A couple days ago I installed Tumbarumba. It’s a Firefox add-on that waits for optimal moments to insert a line of text that appears absurd and out of place into your regular web surfing, offering a peculiar kind of secret portal into one of several original short works of fiction. It’s a pretty cool concept, and I like the idea of little disruptive artworks as an insertion into your regular internet consumption. It surprised me that it took so long for me to get a tumbarumba, because when you consider my time spent reading on the internet (I’ve gotten back into The New Yorker) you’d think I’d get tumbarumba-ed left and right.

I really liked the function that makes you click through the tumbarumba a couple sentences before the plugin deposits you on an alternate reality webpage. It was humorous because I got tumbarumba-ed on my doctor’s homepage, and so I was sitting on the website, with the University of Michigan Health System logos at the top and a photograph of the outside of their building, reading a short story about the conversations inanimate objects have. Tumbarumba also interferes with images, it seems. I also like that once you’re tumbarumba-ed, you can go back and read the story again on the add-on’s website.

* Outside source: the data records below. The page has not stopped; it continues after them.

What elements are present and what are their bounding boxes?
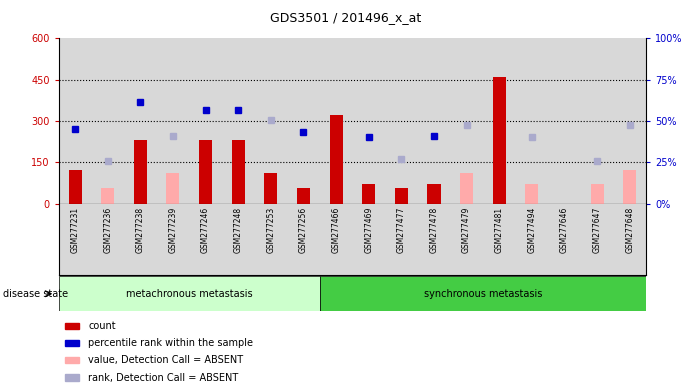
Text: metachronous metastasis: metachronous metastasis (126, 289, 253, 299)
Text: rank, Detection Call = ABSENT: rank, Detection Call = ABSENT (88, 373, 238, 383)
Bar (65, 340, 79, 346)
Bar (65, 323, 79, 329)
Text: GSM277479: GSM277479 (462, 207, 471, 253)
Text: GSM277248: GSM277248 (234, 207, 243, 253)
Text: GSM277477: GSM277477 (397, 207, 406, 253)
Bar (525, 184, 538, 204)
Bar (428, 184, 440, 204)
Text: synchronous metastasis: synchronous metastasis (424, 289, 542, 299)
Bar (101, 189, 114, 204)
Bar (330, 116, 343, 204)
Text: percentile rank within the sample: percentile rank within the sample (88, 338, 253, 348)
Bar (623, 170, 636, 204)
Text: GSM277256: GSM277256 (299, 207, 308, 253)
Text: GSM277469: GSM277469 (364, 207, 373, 253)
Bar (320, 276, 646, 311)
Text: GSM277466: GSM277466 (332, 207, 341, 253)
Bar (460, 173, 473, 204)
Text: GSM277236: GSM277236 (103, 207, 112, 253)
Text: value, Detection Call = ABSENT: value, Detection Call = ABSENT (88, 356, 243, 366)
Text: GSM277246: GSM277246 (201, 207, 210, 253)
Bar (591, 184, 604, 204)
Bar (395, 189, 408, 204)
Text: GSM277481: GSM277481 (495, 207, 504, 253)
Bar (362, 184, 375, 204)
Text: disease state: disease state (3, 289, 68, 299)
Text: GSM277647: GSM277647 (593, 207, 602, 253)
Bar (65, 374, 79, 381)
Bar (231, 140, 245, 204)
Bar (167, 173, 180, 204)
Bar (199, 140, 212, 204)
Bar (59, 276, 320, 311)
Bar (134, 140, 146, 204)
Text: GSM277648: GSM277648 (625, 207, 634, 253)
Text: count: count (88, 321, 115, 331)
Text: GSM277238: GSM277238 (136, 207, 145, 253)
Text: GDS3501 / 201496_x_at: GDS3501 / 201496_x_at (270, 12, 421, 25)
Text: GSM277478: GSM277478 (430, 207, 439, 253)
Text: GSM277646: GSM277646 (560, 207, 569, 253)
Bar (264, 173, 277, 204)
Text: GSM277494: GSM277494 (527, 207, 536, 253)
Bar (68, 170, 82, 204)
Bar (65, 357, 79, 363)
Text: GSM277239: GSM277239 (169, 207, 178, 253)
Bar (297, 189, 310, 204)
Text: GSM277231: GSM277231 (70, 207, 79, 253)
Text: GSM277253: GSM277253 (266, 207, 275, 253)
Bar (493, 77, 506, 204)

There is a lot of potential for disruptive storytelling and poetics here. And cool possible applications for ARGs — say after being rabbit holed you need to install a Tumbarumba-esque device into Firefox that will progressively disclose information that might be of importance to solving puzzles. Difficulty might come in getting people to trust this compromise in their browser security, though. I guess I trusted Tumbarumba enough, though.

The possibilities for disruptive poetics interest me, too. I find it interesting that the creators chose to program it with short stories as opposed to poetry. Perhaps there is possibility in overhauling Tumbarumba for use with verse that is not just disruptive but interspersed throughout a webpage. This might be more complex but would probably utilize much of the same program as the original.

Also, I kind of wish they had named it something that was easier to turn into a verb. Tumbarumba-ed is kind of inelegant, but then again, maybe that’s what they’re going for. Textual disruptions are sort of inelegant.

Update: as soon as I went to proofread this entry, I got tumbarumba-ed again!  Great fun.  This time the story took the form of this blog and was broken up into “entries” on the main page.  Sweet.